According to a state study, only 6.9 percent of Florida kids under 18 are smoking cigarettes, the lowest level ever recorded. However, NOT a coincidence, 15.8 percent are now using e-cigs. That number is up from 5.4 percent in 2013.

This follows a similar trend all over the country in which the teen smoking rate has plummeted in the past five years; at the same time the teen vaping rate is skyrocketing. Kids are simply ditching cigarettes for a different nicotine delivery system, one that is easy to buy and ultimately cheaper than cigarettes. And studies show kids who vape are three times MORE likely to ultimately take up cigarettes, which makes total sense to me — they got the nicotine Jones already and they gotta keep getting their little nicotine fix somehow.

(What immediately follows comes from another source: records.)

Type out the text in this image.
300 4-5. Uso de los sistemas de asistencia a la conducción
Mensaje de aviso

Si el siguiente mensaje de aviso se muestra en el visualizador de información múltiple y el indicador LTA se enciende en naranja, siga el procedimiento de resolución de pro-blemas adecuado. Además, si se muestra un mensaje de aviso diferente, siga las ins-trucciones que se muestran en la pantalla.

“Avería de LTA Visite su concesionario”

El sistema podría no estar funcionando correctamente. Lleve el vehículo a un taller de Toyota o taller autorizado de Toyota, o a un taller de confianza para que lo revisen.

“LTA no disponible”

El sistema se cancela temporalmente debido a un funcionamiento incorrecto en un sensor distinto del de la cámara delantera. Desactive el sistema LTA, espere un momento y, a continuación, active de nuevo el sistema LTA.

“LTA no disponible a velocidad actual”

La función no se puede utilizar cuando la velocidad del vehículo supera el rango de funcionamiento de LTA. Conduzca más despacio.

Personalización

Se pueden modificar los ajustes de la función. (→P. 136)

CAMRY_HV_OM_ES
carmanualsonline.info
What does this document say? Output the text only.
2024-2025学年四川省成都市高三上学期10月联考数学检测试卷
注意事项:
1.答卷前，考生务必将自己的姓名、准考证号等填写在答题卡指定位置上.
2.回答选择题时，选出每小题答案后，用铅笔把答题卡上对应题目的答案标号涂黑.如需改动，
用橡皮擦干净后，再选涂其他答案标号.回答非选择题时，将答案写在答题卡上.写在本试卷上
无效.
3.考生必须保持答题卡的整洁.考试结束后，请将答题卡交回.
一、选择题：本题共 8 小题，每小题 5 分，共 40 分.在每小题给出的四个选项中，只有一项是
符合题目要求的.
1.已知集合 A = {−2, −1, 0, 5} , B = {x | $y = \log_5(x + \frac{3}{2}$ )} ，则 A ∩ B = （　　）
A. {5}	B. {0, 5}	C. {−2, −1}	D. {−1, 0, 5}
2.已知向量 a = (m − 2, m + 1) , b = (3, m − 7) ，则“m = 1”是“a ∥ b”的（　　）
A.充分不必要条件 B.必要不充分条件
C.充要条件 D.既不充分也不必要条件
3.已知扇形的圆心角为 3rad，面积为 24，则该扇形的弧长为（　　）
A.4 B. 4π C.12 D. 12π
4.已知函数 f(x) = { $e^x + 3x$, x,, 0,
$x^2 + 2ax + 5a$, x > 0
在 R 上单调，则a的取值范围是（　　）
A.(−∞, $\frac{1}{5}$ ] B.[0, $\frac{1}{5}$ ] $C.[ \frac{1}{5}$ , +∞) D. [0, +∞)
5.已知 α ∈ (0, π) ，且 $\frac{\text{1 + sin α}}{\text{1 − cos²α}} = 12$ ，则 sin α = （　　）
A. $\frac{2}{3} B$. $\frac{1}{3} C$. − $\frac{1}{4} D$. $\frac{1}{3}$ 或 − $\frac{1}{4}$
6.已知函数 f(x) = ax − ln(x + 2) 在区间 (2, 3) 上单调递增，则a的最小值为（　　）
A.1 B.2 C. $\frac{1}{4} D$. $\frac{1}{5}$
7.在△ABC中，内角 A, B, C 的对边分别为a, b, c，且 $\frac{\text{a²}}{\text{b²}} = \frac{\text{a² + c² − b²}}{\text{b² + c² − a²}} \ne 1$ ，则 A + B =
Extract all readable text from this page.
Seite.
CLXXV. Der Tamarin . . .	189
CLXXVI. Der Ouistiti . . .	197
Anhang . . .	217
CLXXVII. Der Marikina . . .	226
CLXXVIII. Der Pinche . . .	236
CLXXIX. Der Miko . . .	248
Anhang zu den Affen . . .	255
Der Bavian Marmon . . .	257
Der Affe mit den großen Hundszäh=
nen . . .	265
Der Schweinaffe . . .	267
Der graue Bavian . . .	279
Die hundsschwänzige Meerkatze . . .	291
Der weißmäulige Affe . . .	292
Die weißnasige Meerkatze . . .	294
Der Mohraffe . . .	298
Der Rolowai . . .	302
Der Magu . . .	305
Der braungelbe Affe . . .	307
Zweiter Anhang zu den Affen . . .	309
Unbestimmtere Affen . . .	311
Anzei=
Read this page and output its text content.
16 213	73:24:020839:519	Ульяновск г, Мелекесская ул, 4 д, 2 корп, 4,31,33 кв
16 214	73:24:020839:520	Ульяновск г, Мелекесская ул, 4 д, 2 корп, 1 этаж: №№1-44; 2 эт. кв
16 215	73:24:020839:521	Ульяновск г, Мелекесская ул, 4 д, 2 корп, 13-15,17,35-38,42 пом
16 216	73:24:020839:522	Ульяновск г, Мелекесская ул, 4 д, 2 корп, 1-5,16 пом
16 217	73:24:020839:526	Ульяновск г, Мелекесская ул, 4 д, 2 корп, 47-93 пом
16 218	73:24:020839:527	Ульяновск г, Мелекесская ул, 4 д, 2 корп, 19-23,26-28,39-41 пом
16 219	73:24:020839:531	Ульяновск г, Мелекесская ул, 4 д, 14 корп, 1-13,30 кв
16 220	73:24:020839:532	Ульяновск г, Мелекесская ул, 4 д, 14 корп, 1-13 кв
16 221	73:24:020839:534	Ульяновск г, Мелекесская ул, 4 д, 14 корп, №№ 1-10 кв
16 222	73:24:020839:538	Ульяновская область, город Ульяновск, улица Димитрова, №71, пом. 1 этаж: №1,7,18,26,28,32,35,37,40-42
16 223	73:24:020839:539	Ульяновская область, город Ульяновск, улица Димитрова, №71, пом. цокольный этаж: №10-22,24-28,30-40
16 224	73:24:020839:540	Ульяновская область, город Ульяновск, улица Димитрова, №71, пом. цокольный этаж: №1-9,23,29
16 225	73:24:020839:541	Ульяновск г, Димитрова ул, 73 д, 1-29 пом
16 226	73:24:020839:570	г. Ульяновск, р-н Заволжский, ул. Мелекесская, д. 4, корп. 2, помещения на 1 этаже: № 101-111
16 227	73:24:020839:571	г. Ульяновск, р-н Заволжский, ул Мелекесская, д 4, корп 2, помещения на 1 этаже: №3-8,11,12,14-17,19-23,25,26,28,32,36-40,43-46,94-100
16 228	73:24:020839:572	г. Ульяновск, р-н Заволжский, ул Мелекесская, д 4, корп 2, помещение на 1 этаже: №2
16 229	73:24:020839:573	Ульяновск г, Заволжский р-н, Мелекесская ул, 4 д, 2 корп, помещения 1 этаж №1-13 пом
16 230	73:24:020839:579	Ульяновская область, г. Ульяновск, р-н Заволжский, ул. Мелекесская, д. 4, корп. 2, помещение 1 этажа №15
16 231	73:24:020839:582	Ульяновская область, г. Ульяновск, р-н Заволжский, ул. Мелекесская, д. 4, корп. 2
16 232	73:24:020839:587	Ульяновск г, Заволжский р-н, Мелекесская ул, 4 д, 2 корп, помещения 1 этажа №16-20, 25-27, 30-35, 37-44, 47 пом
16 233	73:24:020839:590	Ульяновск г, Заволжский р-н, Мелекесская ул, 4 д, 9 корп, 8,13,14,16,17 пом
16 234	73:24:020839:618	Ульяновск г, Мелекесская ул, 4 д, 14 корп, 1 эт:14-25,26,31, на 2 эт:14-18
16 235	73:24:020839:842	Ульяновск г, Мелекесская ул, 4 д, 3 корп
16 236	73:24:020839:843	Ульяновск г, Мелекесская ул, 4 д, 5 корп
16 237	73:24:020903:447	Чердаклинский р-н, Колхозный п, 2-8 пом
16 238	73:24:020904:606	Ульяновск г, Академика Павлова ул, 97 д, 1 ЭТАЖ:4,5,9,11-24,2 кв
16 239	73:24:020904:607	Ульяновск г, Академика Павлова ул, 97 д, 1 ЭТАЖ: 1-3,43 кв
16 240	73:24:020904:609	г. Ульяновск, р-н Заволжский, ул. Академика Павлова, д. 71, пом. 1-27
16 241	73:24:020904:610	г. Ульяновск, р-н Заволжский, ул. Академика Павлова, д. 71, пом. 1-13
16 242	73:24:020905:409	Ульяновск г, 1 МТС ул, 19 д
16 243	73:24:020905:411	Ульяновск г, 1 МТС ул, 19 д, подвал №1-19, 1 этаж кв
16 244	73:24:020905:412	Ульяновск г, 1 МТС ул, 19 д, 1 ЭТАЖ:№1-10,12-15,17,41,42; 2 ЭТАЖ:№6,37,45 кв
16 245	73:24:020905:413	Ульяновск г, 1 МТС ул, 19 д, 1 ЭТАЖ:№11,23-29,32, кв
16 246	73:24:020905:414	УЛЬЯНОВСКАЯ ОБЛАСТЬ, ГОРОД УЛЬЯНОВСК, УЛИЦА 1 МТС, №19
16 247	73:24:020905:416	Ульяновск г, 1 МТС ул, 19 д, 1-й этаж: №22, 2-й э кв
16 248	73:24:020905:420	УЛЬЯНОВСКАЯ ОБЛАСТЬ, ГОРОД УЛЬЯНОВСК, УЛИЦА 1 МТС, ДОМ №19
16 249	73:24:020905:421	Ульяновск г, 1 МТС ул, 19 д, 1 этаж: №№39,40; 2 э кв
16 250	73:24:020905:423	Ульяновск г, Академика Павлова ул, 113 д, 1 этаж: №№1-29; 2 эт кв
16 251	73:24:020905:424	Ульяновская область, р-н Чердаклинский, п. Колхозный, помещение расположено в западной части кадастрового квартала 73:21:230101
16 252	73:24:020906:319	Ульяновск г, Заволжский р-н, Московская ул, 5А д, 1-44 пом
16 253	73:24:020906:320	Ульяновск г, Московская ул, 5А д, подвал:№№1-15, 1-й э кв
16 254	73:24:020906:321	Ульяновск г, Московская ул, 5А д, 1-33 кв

So, I consider it mixed news. Kids getting addicted to nicotine sucks no matter what the delivery system. This just adds more fuel to the fire to have the Food and Drug Administration crack down on e-cig marketing to teens. The agency was supposed to issue new regulations on e-cigs months ago, but for some reason is dragging its feet. In draft regulations released a year or two ago, the agency made no recommendations to control e-cig marketing and instead recommending simply banning e-cig sales to minors (which is already banned in most states — but kids can still easily buy e-cig products, especially online.).

From an article out of West Palm Beach, Florida:

The use of e-cigarettes, and this dramatic increase that we’re seeing among youth, threatens to normalize smoking again,” said Shannon Hughes, director of the Florida Health Department’s Community Health Promotion Division. “We have worked for decades to de-normalize smoking.”